Guiné Equatorial | São Tomé e Príncipe

Guiné Equatorial concede empréstimo de 1,6 milhões de dólares a São Tomé e Príncipe

Osvaldo Vaz

A Guiné Equatorial concedeu um empréstimo de 1,6 milhões de dólares (cerca de 1.449.790 euros) a São Tomé e Príncipe, de acordo com o ministro são-tomense do Planeamento, Finanças e Economia Azul, Osvaldo Vaz.

Ainda segundo o governante, será em outubro que ocorrerá a assinatura de um novo programa de ajuda com o Fundo Monetário Internacional (FMI), “que visa o crescimento sustentável do país”.

Os anúncios foram feitos em conferência de imprensa nesta terça-feira, 17 de setembro, após o regresso de Osvaldo Vaz de Malabo, capital equato-guineense, onde assinou o referido acordo de empréstimo, reembolsável num prazo de 20 anos, conforme o estabelecido entre os dois Governos.

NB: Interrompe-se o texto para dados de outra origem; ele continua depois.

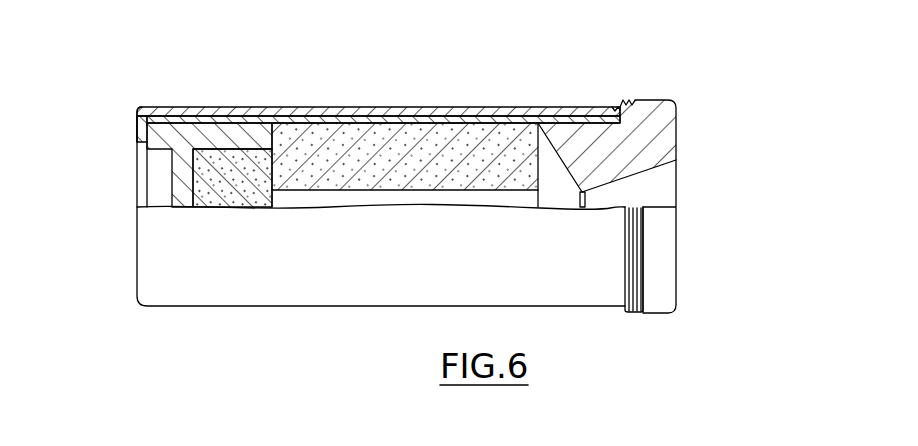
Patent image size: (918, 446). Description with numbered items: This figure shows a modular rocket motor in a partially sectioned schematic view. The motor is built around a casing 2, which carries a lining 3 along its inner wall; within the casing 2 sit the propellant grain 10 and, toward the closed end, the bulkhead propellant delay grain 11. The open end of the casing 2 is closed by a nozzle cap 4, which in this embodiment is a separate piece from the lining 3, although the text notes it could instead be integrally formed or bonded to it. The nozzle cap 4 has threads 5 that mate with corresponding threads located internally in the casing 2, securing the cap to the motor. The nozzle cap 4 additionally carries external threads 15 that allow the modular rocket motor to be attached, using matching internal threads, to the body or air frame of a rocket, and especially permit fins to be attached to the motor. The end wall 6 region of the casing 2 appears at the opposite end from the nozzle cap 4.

The casing 2 is at (275, 108).
The lining 3 is at (440, 118).
The nozzle cap 4 is at (660, 106).
The threads 5 is at (612, 112).
The end wall 6 is at (134, 117).
The propellant grain 10 is at (362, 128).
The bulkhead propellant delay grain 11 is at (227, 194).
The external threads 15 is at (637, 248).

A quantia servirá para apoiar vários projetos em diversas áreas de desenvolvimento socioeconómico de São Tomé e Príncipe. O ministro sublinhou que “este apoio para São Tomé e Príncipe já é muito bom, tendo em conta que o Governo da Guiné Equatorial manifestou o interesse em apoiar São Tomé e Príncipe em várias áreas e, da parte de São Tomé e Príncipe, também manifestámos o interesse de cooperarmos com a Guiné Equatorial, onde pedimos que os empresários daquele país viessem investir no arquipélago santomense, quer nas áreas de Pescas, Agricultura, Turismo, Comércio, setores que acharem importantes, que possam contribuir para o fortalecimento da economia de São Tomé e Príncipe”.

O político considera que as relações entre ambos os países estão cada vez mais fortes, tendo o ministro das Infraestruturas da Guiné Equatorial estado recentemente em São Tomé, onde assinou um acordo de petróleo que beneficiará os dois países.

Quanto ao FMI, esclareceu que se está “a cumprir todas a recomendações que nos foi orientado, e acreditamos que já cumprimos a maior parte delas, e até à primeira semana de outubro próximo assinaremos um acordo com a FMI. Estão sendo muitos meses de negociações porque os nossos indicadores macroeconómicos estão muito mal e o FMI, desta vez, orientou ao São Tomé e Príncipe a tomar medidas prévias e muito duras para poder acertar os indicadores, e aí relançar a economia”.